3. Akuntabilitas dan kinerja pemerintah yang rendah

Selanjutnya, ada yang unik dari birokrasi kita apabila kita amati secara jelas pada era orde baru dan di era demokrasi ini. Birokrasi Indonesia sangat kental dengan intervensi dari politik. Pemilihan Kepala Daerah secara lansung sebagai perwujudan dari demokrasi dan desentralisasi ternyata berimpilkasi dari birokrasi sebagai mesin dari sebuah kebijakan. Malah hal tersebut diperparah bahwa birokrasi digunakan sebagai mesin politik untuk mendapatkan kekuasaan dan pengaruh. Dapat kita lihat sebagai contoh apabila suatu jabatan politik misalnya kepala daerah diganti, maka akan mempengaruhi dari jabatan karir dalam birokrasi itu. Sampai saat ini belum ada suatu peraturan-perundangan pun di Indonesia yang menyatakan secara tegas tentang pemisahan antara birokrasi dengan politik. Sebagaimana kita ketahui bersama bahwa birokrasi dan politik bisa dibedakan akan tetapi tidak bisa dipisahkan (Miftah Thoha, 2003 : 167). Ini yang sebenarnya yang belum disadari dan dipahami oleh para elite politik oleh bangsa ini baik pada skala lokal ataupun nasional. Mereka menganggap bahwa birokrasi merupakan fasilitas yang bisa mereka gunakan untuk mencapai tujuan-tujuan politik mereka.

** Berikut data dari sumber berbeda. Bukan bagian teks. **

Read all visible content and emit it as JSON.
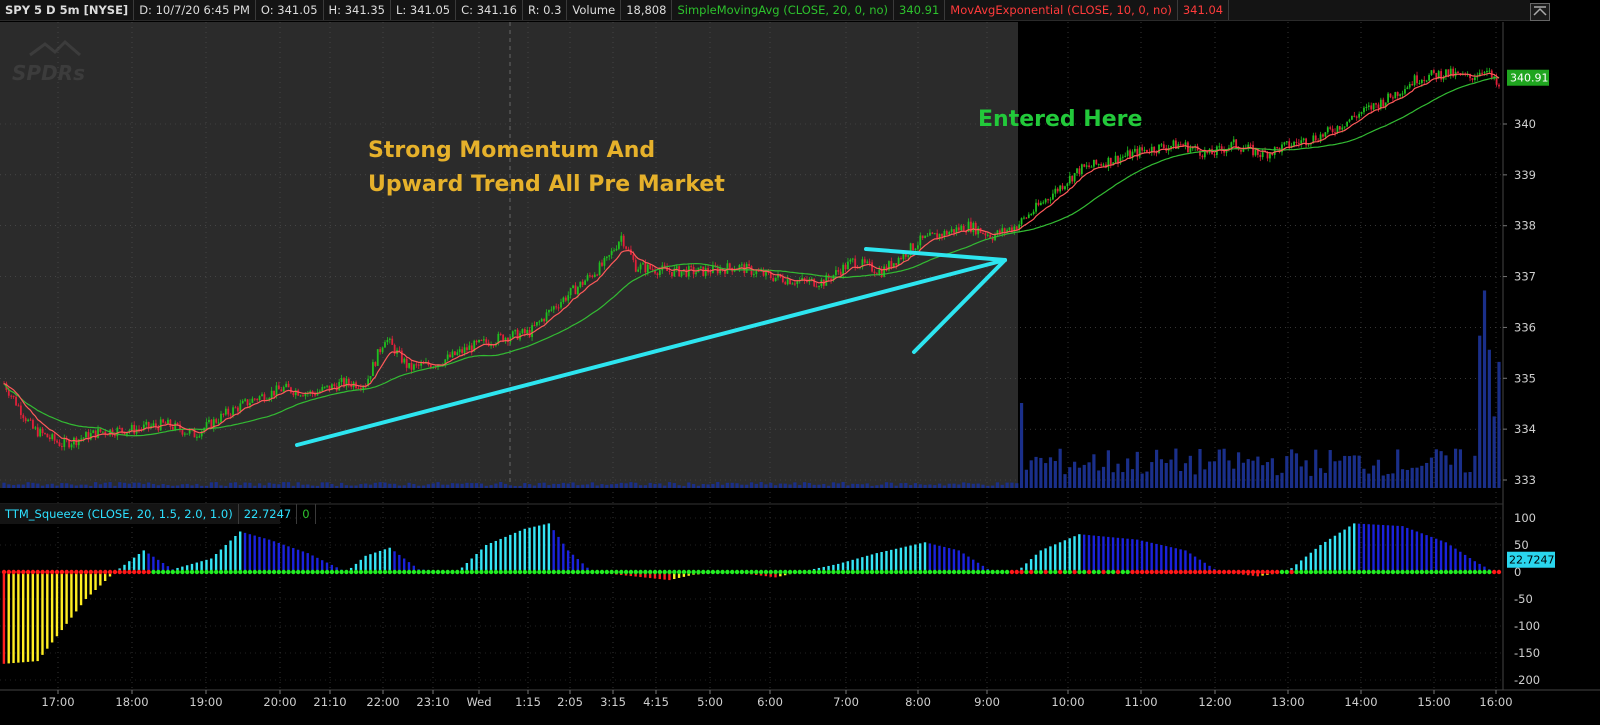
{
  "header": {
    "symbol": "SPY 5 D 5m [NYSE]",
    "date": "D: 10/7/20 6:45 PM",
    "open": "O: 341.05",
    "high": "H: 341.35",
    "low": "L: 341.05",
    "close": "C: 341.16",
    "range": "R: 0.3",
    "volume_label": "Volume",
    "volume_value": "18,808",
    "sma_label": "SimpleMovingAvg (CLOSE, 20, 0, no)",
    "sma_value": "340.91",
    "ema_label": "MovAvgExponential (CLOSE, 10, 0, no)",
    "ema_value": "341.04"
  },
  "lower_header": {
    "study_label": "TTM_Squeeze (CLOSE, 20, 1.5, 2.0, 1.0)",
    "study_value": "22.7247",
    "alert_value": "0"
  },
  "watermark": "SPDRs",
  "price_axis": {
    "ticks": [
      "340",
      "339",
      "338",
      "337",
      "336",
      "335",
      "334",
      "333"
    ],
    "last_marker": "340.91",
    "range": [
      332.9,
      341.0
    ]
  },
  "osc_axis": {
    "ticks": [
      "100",
      "50",
      "0",
      "-50",
      "-100",
      "-150",
      "-200"
    ],
    "last_marker": "22.7247"
  },
  "time_axis": [
    "17:00",
    "18:00",
    "19:00",
    "20:00",
    "21:10",
    "22:00",
    "23:10",
    "Wed",
    "1:15",
    "2:05",
    "3:15",
    "4:15",
    "5:00",
    "6:00",
    "7:00",
    "8:00",
    "9:00",
    "10:00",
    "11:00",
    "12:00",
    "13:00",
    "14:00",
    "15:00",
    "16:00"
  ],
  "annotations": {
    "momentum_line1": "Strong Momentum And",
    "momentum_line2": "Upward Trend All Pre Market",
    "entry": "Entered Here"
  },
  "colors": {
    "premarket_bg": "#2b2b2b",
    "session_bg": "#000000",
    "up_candle": "#1fbf1f",
    "down_candle": "#e0203a",
    "ema_line": "#ff5a5a",
    "sma_line": "#33bb33",
    "volume_bar": "#1a2f8a",
    "hist_cyan": "#35e5f5",
    "hist_blue": "#1b22dd",
    "hist_red": "#ff2020",
    "hist_yellow": "#ffee22",
    "squeeze_on": "#ff1818",
    "squeeze_off": "#22ee22",
    "annotation_gold": "#e6b12b",
    "annotation_green": "#22c93a",
    "arrow": "#2de5f0"
  },
  "chart_data": [
    {
      "type": "candlestick",
      "title": "SPY 5 D 5m [NYSE]",
      "x_labels": [
        "17:00",
        "18:00",
        "19:00",
        "20:00",
        "21:10",
        "22:00",
        "23:10",
        "Wed",
        "1:15",
        "2:05",
        "3:15",
        "4:15",
        "5:00",
        "6:00",
        "7:00",
        "8:00",
        "9:00",
        "10:00",
        "11:00",
        "12:00",
        "13:00",
        "14:00",
        "15:00",
        "16:00"
      ],
      "ylim": [
        332.9,
        341.0
      ],
      "close_path": [
        [
          0,
          334.9
        ],
        [
          12,
          334.0
        ],
        [
          24,
          333.7
        ],
        [
          40,
          333.95
        ],
        [
          55,
          334.0
        ],
        [
          67,
          334.1
        ],
        [
          79,
          333.9
        ],
        [
          92,
          334.3
        ],
        [
          104,
          334.6
        ],
        [
          116,
          334.8
        ],
        [
          128,
          334.7
        ],
        [
          140,
          334.9
        ],
        [
          150,
          334.9
        ],
        [
          158,
          335.8
        ],
        [
          168,
          335.2
        ],
        [
          180,
          335.3
        ],
        [
          193,
          335.6
        ],
        [
          206,
          335.8
        ],
        [
          218,
          335.9
        ],
        [
          228,
          336.4
        ],
        [
          238,
          336.8
        ],
        [
          250,
          337.3
        ],
        [
          256,
          337.8
        ],
        [
          262,
          337.2
        ],
        [
          276,
          337.1
        ],
        [
          290,
          337.1
        ],
        [
          304,
          337.2
        ],
        [
          318,
          337.0
        ],
        [
          331,
          336.9
        ],
        [
          340,
          336.9
        ],
        [
          352,
          337.3
        ],
        [
          364,
          337.1
        ],
        [
          380,
          337.7
        ],
        [
          400,
          338.0
        ],
        [
          410,
          337.8
        ],
        [
          420,
          338.0
        ],
        [
          434,
          338.6
        ],
        [
          446,
          339.1
        ],
        [
          460,
          339.3
        ],
        [
          474,
          339.5
        ],
        [
          488,
          339.6
        ],
        [
          500,
          339.4
        ],
        [
          510,
          339.6
        ],
        [
          522,
          339.4
        ],
        [
          534,
          339.6
        ],
        [
          548,
          339.8
        ],
        [
          562,
          340.2
        ],
        [
          574,
          340.5
        ],
        [
          586,
          340.9
        ],
        [
          598,
          341.0
        ],
        [
          608,
          340.9
        ],
        [
          614,
          341.1
        ],
        [
          620,
          340.7
        ]
      ],
      "series": [
        {
          "name": "SimpleMovingAvg (CLOSE, 20, 0, no)",
          "last": 340.91
        },
        {
          "name": "MovAvgExponential (CLOSE, 10, 0, no)",
          "last": 341.04
        }
      ],
      "volume_last": 18808
    },
    {
      "type": "bar",
      "title": "TTM_Squeeze (CLOSE, 20, 1.5, 2.0, 1.0)",
      "ylim": [
        -200,
        100
      ],
      "last": 22.7247,
      "hist_path": [
        [
          0,
          -170
        ],
        [
          14,
          -165
        ],
        [
          34,
          -50
        ],
        [
          46,
          0
        ],
        [
          58,
          40
        ],
        [
          70,
          5
        ],
        [
          86,
          25
        ],
        [
          98,
          75
        ],
        [
          110,
          60
        ],
        [
          126,
          35
        ],
        [
          142,
          0
        ],
        [
          150,
          30
        ],
        [
          160,
          45
        ],
        [
          172,
          5
        ],
        [
          188,
          0
        ],
        [
          200,
          50
        ],
        [
          216,
          80
        ],
        [
          226,
          90
        ],
        [
          234,
          40
        ],
        [
          244,
          0
        ],
        [
          276,
          -15
        ],
        [
          286,
          -5
        ],
        [
          302,
          0
        ],
        [
          320,
          -10
        ],
        [
          330,
          0
        ],
        [
          346,
          15
        ],
        [
          362,
          35
        ],
        [
          382,
          55
        ],
        [
          396,
          40
        ],
        [
          410,
          0
        ],
        [
          420,
          0
        ],
        [
          430,
          40
        ],
        [
          446,
          70
        ],
        [
          470,
          60
        ],
        [
          490,
          40
        ],
        [
          504,
          0
        ],
        [
          520,
          -8
        ],
        [
          532,
          0
        ],
        [
          546,
          50
        ],
        [
          560,
          90
        ],
        [
          580,
          85
        ],
        [
          598,
          55
        ],
        [
          610,
          20
        ],
        [
          618,
          0
        ]
      ]
    }
  ]
}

Jika kita tinjau secara histori, pertama kali kita mengenal konsep atau istilah dari birokrasi adalah dari Max Weber seorang sosiolog dari Jerman yang menulis karya yang sangat berpengaruh bagi negara-negara di daratan Eropa. Menurut nya birokrasi adalah suatu sistem yang mengatur organisasi yang besar untuk mencapai rasionalitas dalam organisasi tersebut.
Menurut Miftah Thoha lagi dalam “Restrukturisasi dan Revitalisasi Administrasi Negara dalam Menyonsong Era Globalisasi”[3], salah satu penyebab mengapa birokrasi sering dituduh tidak mampu menyesuaikan dengan perkembangannya ataupun dengan pembangunan adalah karena birokrasi kita masih kental dengan dengan kebiasaan-kebiasaan tidak produktif dan mentalitas pelaku birokrasi kita sulit untuk dikendalikan. Jika kita merujuk pada pendapat Miftah Thoha tersebut memang hal tersebut benar adanya. Sebagai contoh, banyak kita jumpai pembangunan baik fisik ataupun tidak diIndonesia ini yang tidak tepat sasaran dan tidak tepat guna, telah berapa dana APBN, APBD yang telah dikeluarkan tanpa hasil yang cukup berarti. Belum lagi mentalitas aparatnya yang Korupsi, Kolusi, Nepotisme, indisipliner, dan sebagainya. Berbagai kasus dapat kita lihat atauapun kita baca dimedia baik cetak atau pun elektornik yang menggambarkan wajah birokrasi di Indonesia. Apabila kita bandingkan pada masa orde baru atau pun pada pasca reformasi ini sepertinya tidak ada yang berubah dalam hal patologi birokrasi Indonesia ini. Kinerja Birokrasi malah dipertanyakan. Warren Bennis pada tahun 1960an pernah meramalkan bahwa pada abad 21 nanti manusia tidak perlu birokrasi lagi, ada dua alasan kenapa dia mengemukakan hal tersebut :
1. Birokrasi Pemerintah sarat dengan kelemahan, seperti tidak efisien. mengedepankan struktur hierarkis, bertele-tele dan menyelewengkan daripada tujuannya.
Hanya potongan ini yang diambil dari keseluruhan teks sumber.